WASHINGTON, Iowa — Mitchell Hora was already planning his business in the early stages of his college career, but the young farmer sent his first invoice much earlier than he expected.
“I was working on the Haney Soil Health Test and I met a company from South Africa who was trying to figure it out and had a bunch of data,” Hora said. “I told them to send me their data and I’d give some insight. They said thanks, just send us a bill. That was the initial launch.”
Hora started developing the idea for Continuum Ag during the summer of 2014 in the middle of a freshman internship while attending Iowa State University. After the instance with the company in South Africa, he officially launched the business in the fall of 2015, ahead of his graduation in 2017.
In addition to starting a business in college, he also double majored and had many other extra-curricular activities to balance. Everything was in preparation for his post-college career.
“I knew if I was going to not have to take a full-time job after graduation, I had to have Continuum up and running to a level that made sense,” he said. “I wanted to work for myself coming out of college. I had to have enough work to keep me busy and enough money coming into make it economically make sense.”
The company began as a crop and agronomy consulting business, with Hora saying they would give fertilizer recommendations, scouting, work with drones and soil testing. In the past six years, however, the company has evolved tremendously.
“We are not that at all today,” he said. “Today, we are a regenerative ag software company. I don’t do hardly any agronomic consulting at all, except for a few of our legacy customers.”
One of Hora’s focuses is on carbon intensity and helping farmers utilize the 45Z tax credit that will begin in 2025. The tax credit focuses on domestic production of clean transportation fuels and low-carbon generating crops.
“Hardly anybody is talking about it,” he said. “We have to shift our mindset away from voluntary carbon offset markets and evaluate our opportunity in regulated markets.

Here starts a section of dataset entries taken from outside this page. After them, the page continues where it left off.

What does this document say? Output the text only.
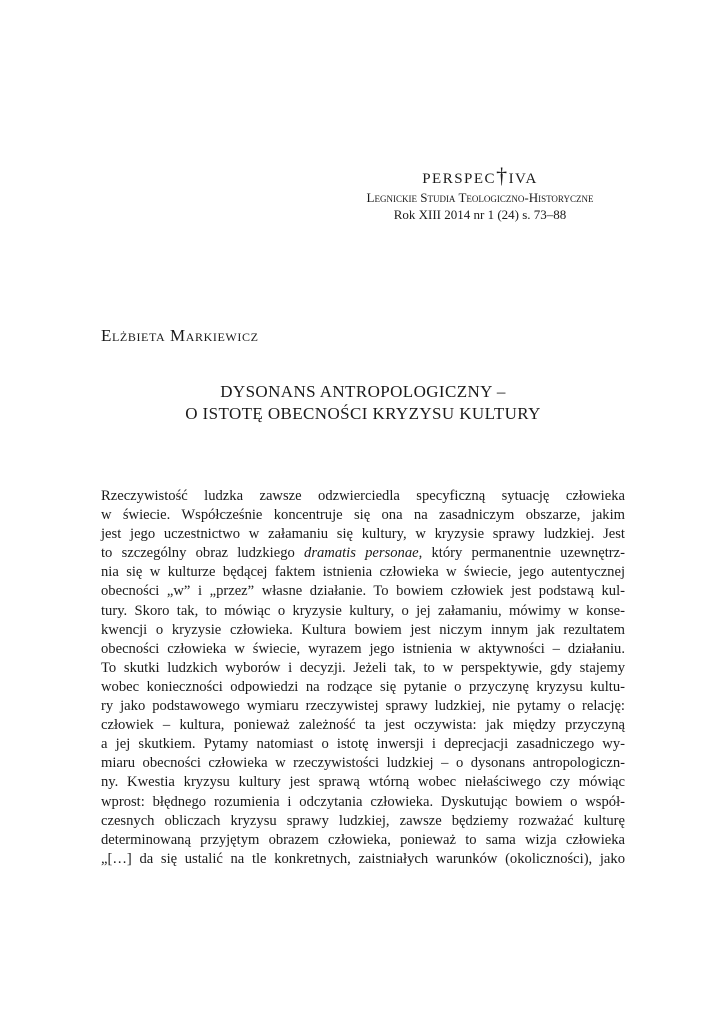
perspec†iva
Legnickie Studia Teologiczno-Historyczne
Rok XIII 2014 nr 1 (24) s. 73–88
Elżbieta Markiewicz
DYSONANS ANTROPOLOGICZNY –
O ISTOTĘ OBECNOŚCI KRYZYSU KULTURY
Rzeczywistość ludzka zawsze odzwierciedla specyficzną sytuację człowieka
w świecie. Współcześnie koncentruje się ona na zasadniczym obszarze, jakim
jest jego uczestnictwo w załamaniu się kultury, w kryzysie sprawy ludzkiej. Jest
to szczególny obraz ludzkiego dramatis personae, który permanentnie uzewnętrz-
nia się w kulturze będącej faktem istnienia człowieka w świecie, jego autentycznej
obecności „w” i „przez” własne działanie. To bowiem człowiek jest podstawą kul-
tury. Skoro tak, to mówiąc o kryzysie kultury, o jej załamaniu, mówimy w konse-
kwencji o kryzysie człowieka. Kultura bowiem jest niczym innym jak rezultatem
obecności człowieka w świecie, wyrazem jego istnienia w aktywności – działaniu.
To skutki ludzkich wyborów i decyzji. Jeżeli tak, to w perspektywie, gdy stajemy
wobec konieczności odpowiedzi na rodzące się pytanie o przyczynę kryzysu kultu-
ry jako podstawowego wymiaru rzeczywistej sprawy ludzkiej, nie pytamy o relację:
człowiek – kultura, ponieważ zależność ta jest oczywista: jak między przyczyną
a jej skutkiem. Pytamy natomiast o istotę inwersji i deprecjacji zasadniczego wy-
miaru obecności człowieka w rzeczywistości ludzkiej – o dysonans antropologiczn-
ny. Kwestia kryzysu kultury jest sprawą wtórną wobec niełaściwego czy mówiąc
wprost: błędnego rozumienia i odczytania człowieka. Dyskutując bowiem o współ-
czesnych obliczach kryzysu sprawy ludzkiej, zawsze będziemy rozważać kulturę
determinowaną przyjętym obrazem człowieka, ponieważ to sama wizja człowieka
„[…] da się ustalić na tle konkretnych, zaistniałych warunków (okoliczności), jako
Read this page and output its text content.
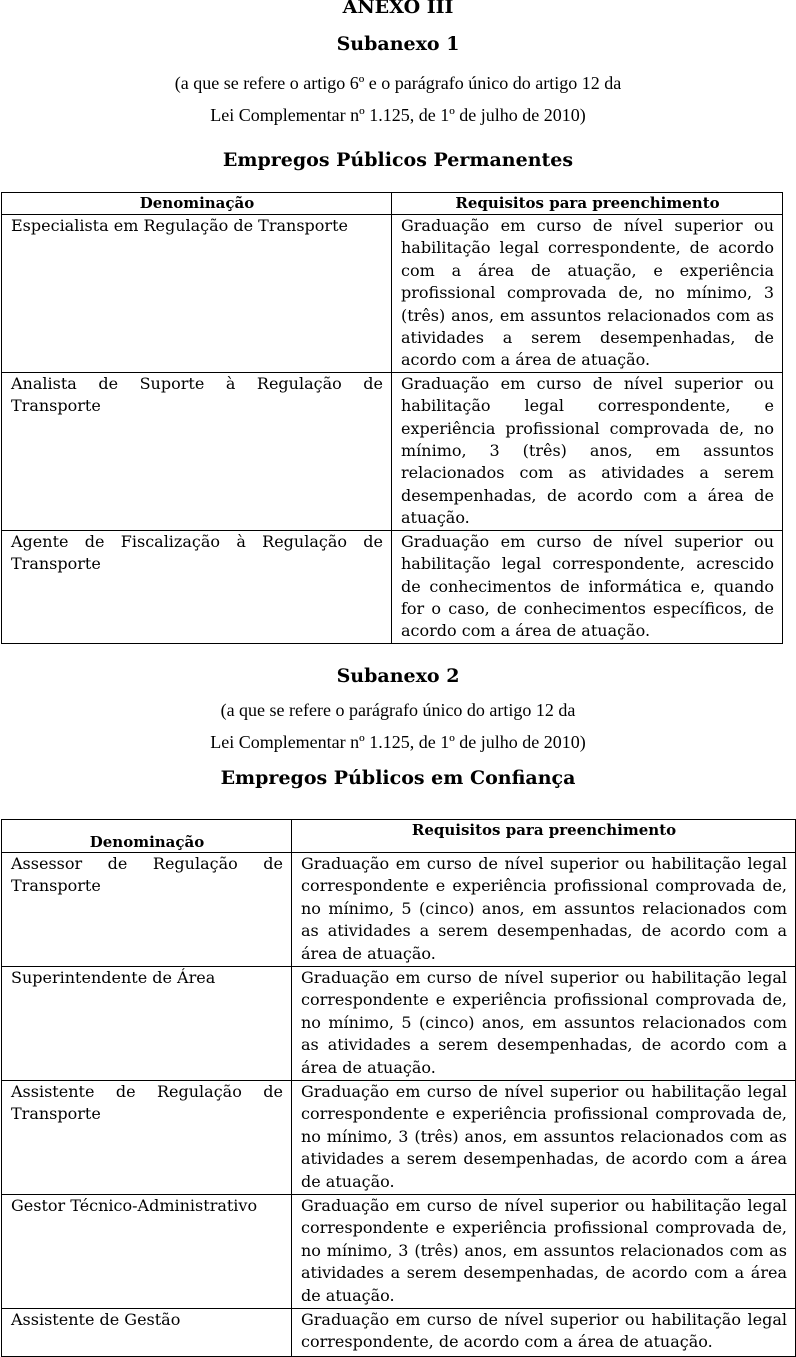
ANEXO III
Subanexo 1
(a que se refere o artigo 6º e o parágrafo único do artigo 12 da
Lei Complementar nº 1.125, de 1º de julho de 2010)
Empregos Públicos Permanentes
Denominação	Requisitos para preenchimento
Especialista em Regulação de Transporte	Graduação em curso de nível superior ou habilitação legal correspondente, de acordo com a área de atuação, e experiência profissional comprovada de, no mínimo, 3 (três) anos, em assuntos relacionados com as atividades a serem desempenhadas, de acordo com a área de atuação.
Analista de Suporte à Regulação de Transporte	Graduação em curso de nível superior ou habilitação legal correspondente, e experiência profissional comprovada de, no mínimo, 3 (três) anos, em assuntos relacionados com as atividades a serem desempenhadas, de acordo com a área de atuação.
Agente de Fiscalização à Regulação de Transporte	Graduação em curso de nível superior ou habilitação legal correspondente, acrescido de conhecimentos de informática e, quando for o caso, de conhecimentos específicos, de acordo com a área de atuação.
Subanexo 2
(a que se refere o parágrafo único do artigo 12 da
Lei Complementar nº 1.125, de 1º de julho de 2010)
Empregos Públicos em Confiança
Denominação	Requisitos para preenchimento
Assessor de Regulação de Transporte	Graduação em curso de nível superior ou habilitação legal correspondente e experiência profissional comprovada de, no mínimo, 5 (cinco) anos, em assuntos relacionados com as atividades a serem desempenhadas, de acordo com a área de atuação.
Superintendente de Área	Graduação em curso de nível superior ou habilitação legal correspondente e experiência profissional comprovada de, no mínimo, 5 (cinco) anos, em assuntos relacionados com as atividades a serem desempenhadas, de acordo com a área de atuação.
Assistente de Regulação de Transporte	Graduação em curso de nível superior ou habilitação legal correspondente e experiência profissional comprovada de, no mínimo, 3 (três) anos, em assuntos relacionados com as atividades a serem desempenhadas, de acordo com a área de atuação.
Gestor Técnico-Administrativo	Graduação em curso de nível superior ou habilitação legal correspondente e experiência profissional comprovada de, no mínimo, 3 (três) anos, em assuntos relacionados com as atividades a serem desempenhadas, de acordo com a área de atuação.
Assistente de Gestão	Graduação em curso de nível superior ou habilitação legal correspondente, de acordo com a área de atuação.
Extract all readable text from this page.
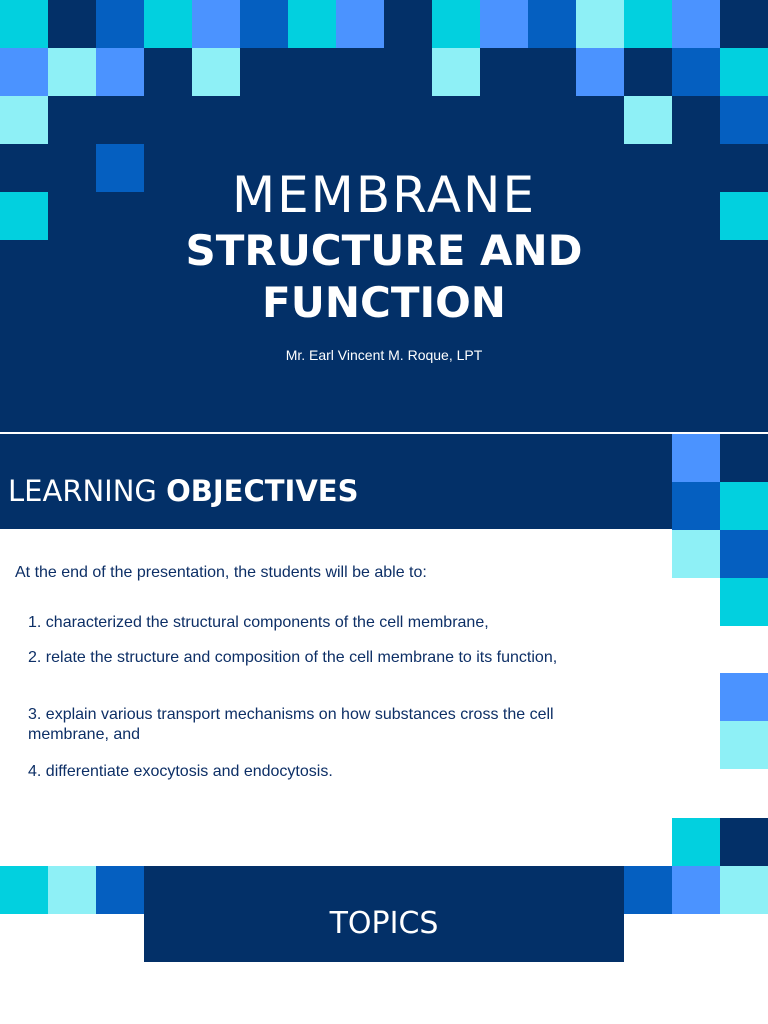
MEMBRANE
STRUCTURE AND
FUNCTION
Mr. Earl Vincent M. Roque, LPT
LEARNING OBJECTIVES
At the end of the presentation, the students will be able to:
1. characterized the structural components of the cell membrane,
2. relate the structure and composition of the cell membrane to its function,
3. explain various transport mechanisms on how substances cross the cell membrane, and
4. differentiate exocytosis and endocytosis.
TOPICS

Your carbon data and other environmental outcomes — that story and other environmental outcomes need to go with your product into the supply chain.”
Farmers may be familiar with voluntary markets, or carbon credits, provided by companies such as Indigo Ag. What Hora is describing is something provided by the 2022 Inflation Reduction Act that won’t go into effect until 2025, but work toward it can start now.
“As a farmer reduces their carbon intensity score and reduces the carbon footprint of the bushels they produce, the biofuel has a lower carbon intensity and a lower carbon footprint and a significant tax credit can be garnered by pursuing that.”
He said it is important that farmers take advantage of this situation as the credit is only currently slated to be available for two years. If not enough people take part in the program, it may not see continued funding.
“My concern is I want to make sure there’s a big enough pie and people aren’t giving away their data and getting their equitable share,” he said. “There’s plenty of pie to go around here and farmers need to get their share.”